April 15 (Bloomberg) -- U.S. stock futures rose, after equities rebounded from their worst week since 2012, as earnings from Johnson & Johnson and Coca-Cola Co. offset data signaling a slowdown in China’s economy.
Coca-Cola gained 2 percent as global volume sales increased. Johnson & Johnson climbed 1.9 percent as the company raised its forecast for the year. Umpqua Holdings Corp. added 1.8 percent after S&P Dow Jones Indices LLC said Oregon’s biggest bank will join its S&P MidCap 400 Index this week.
Standard & Poor’s 500 Index futures expiring in June rose 0.2 percent to 1,828.7 at 8 a.m. in New York. The equity gauge has dropped 3.2 percent from its April 2 record amid concern valuations may be too high as the earnings season begins. Dow Jones Industrial Average contracts gained 30 points, or 0.2 percent, to 16,126 today. Futures on the Nasdaq 100 Index increased 0.3 percent.

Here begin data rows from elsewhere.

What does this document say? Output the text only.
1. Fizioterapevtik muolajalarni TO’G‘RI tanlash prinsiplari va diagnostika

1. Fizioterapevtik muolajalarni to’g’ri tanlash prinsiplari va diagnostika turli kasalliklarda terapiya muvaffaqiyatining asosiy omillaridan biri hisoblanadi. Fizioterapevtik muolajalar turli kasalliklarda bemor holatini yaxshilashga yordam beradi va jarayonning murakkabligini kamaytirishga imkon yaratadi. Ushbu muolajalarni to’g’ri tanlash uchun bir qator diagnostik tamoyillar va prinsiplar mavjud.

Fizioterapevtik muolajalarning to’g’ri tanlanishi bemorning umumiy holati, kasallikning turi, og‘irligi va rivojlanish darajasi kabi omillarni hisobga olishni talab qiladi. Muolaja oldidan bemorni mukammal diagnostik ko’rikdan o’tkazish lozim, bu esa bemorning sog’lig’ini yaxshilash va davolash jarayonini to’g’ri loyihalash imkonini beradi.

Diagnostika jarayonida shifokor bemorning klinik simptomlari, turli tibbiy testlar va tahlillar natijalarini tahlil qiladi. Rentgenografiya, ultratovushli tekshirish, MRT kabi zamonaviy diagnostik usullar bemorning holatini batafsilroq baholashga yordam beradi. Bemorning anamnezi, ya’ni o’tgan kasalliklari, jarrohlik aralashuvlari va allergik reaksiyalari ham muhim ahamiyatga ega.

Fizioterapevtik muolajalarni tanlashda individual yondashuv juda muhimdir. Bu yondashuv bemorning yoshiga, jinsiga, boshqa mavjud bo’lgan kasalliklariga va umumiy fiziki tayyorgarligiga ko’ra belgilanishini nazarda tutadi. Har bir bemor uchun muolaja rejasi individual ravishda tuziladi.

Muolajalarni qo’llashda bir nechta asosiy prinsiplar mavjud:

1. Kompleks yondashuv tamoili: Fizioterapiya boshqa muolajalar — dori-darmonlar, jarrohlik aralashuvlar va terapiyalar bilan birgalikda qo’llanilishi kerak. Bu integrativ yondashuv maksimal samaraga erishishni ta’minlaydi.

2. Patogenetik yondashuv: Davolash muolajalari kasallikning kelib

“It’s quite likely that U.S. earnings will beat expectations because analysts have set the bar quite low,” James Butterfill, who helps oversee about $50 billion as head of global equity strategy at Coutts & Co., said by phone from London. “There probably won’t be any particular pressure on margins this quarter, so earnings momentum will continue to rise. I do expect the harsh winter to have impacted the most energy-intensive companies.”
Nine S&P 500 members are reporting earnings today. Yahoo! Inc. and Intel Corp. will release results after the close of U.S. trading. Profit at S&P 500 companies probably fell 0.9 percent in the first quarter, analysts predict. At the beginning of the year, they had projected a 6.6 percent increase. Sales increased 2.6 percent in the first quarter, the estimates show.
Manufacturing in the New York region probably grew at a faster pace in April, economists predicted before a report at 8:30 a.m. in New York. The Federal Reserve Bank of New York’s index rose to 8 from 5.61 in March, the median forecast compiled by Bloomberg shows. Positive readings signal expansion in New York, northern New Jersey and southern Connecticut.
A report earlier today showed China’s money supply grew less than forecast and the broadest measure of credit fell 19 percent from a year earlier in March.
China’s gross domestic product grew 1.5 percent from the previous three months, according to the median estimate in a Bloomberg News survey ahead of data released tomorrow, down from 1.8 percent in the fourth quarter.
“China’s growth data tomorrow may demonstrate a weaker- than-expected economy,” Ronald Wan, chief China adviser at Asian Capital Holdings Ltd., said by phone from Hong Kong. “Expectations for large-scale stimulus may not be in place and there could be smaller measures instead.”
The S&P 500 trades at 16.9 times its members’ reported earnings. While that’s near its highest valuation in four years, it’s close to its weekly average since 1937, data compiled by Bloomberg show.
U.S. stocks slumped last week as the investors sold the best performers of the bull market on concern valuations have climbed too high. The S&P 500 fell 2.6 percent in the five days through April 11 and the Nasdaq Composite Index of technology shares sank 3.1 percent, the biggest declines since June 2012.
Coca-Cola rose 2 percent to $39.50 as first-quarter profit met analysts’ estimates. Global sales volume rose 2 percent for the quarter, driven by emerging markets. Chief Executive Officer Muhtar Kent, facing sluggish soft drink sales in the U.S., has implemented a cost-cutting program to boost earnings and is collaborating with Keurig Green Mountain Inc. to compete in at- home soda making.
Johnson & Johnson jumped 1.9 percent to $99. The world’s biggest maker of health-care products said first-quarter profit rose 34 percent on demand for the company’s newest drugs.
J&J, the first of the major health care companies to report earnings this quarter, raised its 2014 forecast to $5.80 to $5.90 a share from $5.75 to $5.85 a share, excluding items.
Umpqua added 1.8 percent to $18.49. The lender will replace Scientific Games Corp. in the index after the close of trading on Thursday, S&P said in a statement late yesterday. The revisions in the equity gauge may prompt money managers to shift holdings to match the index.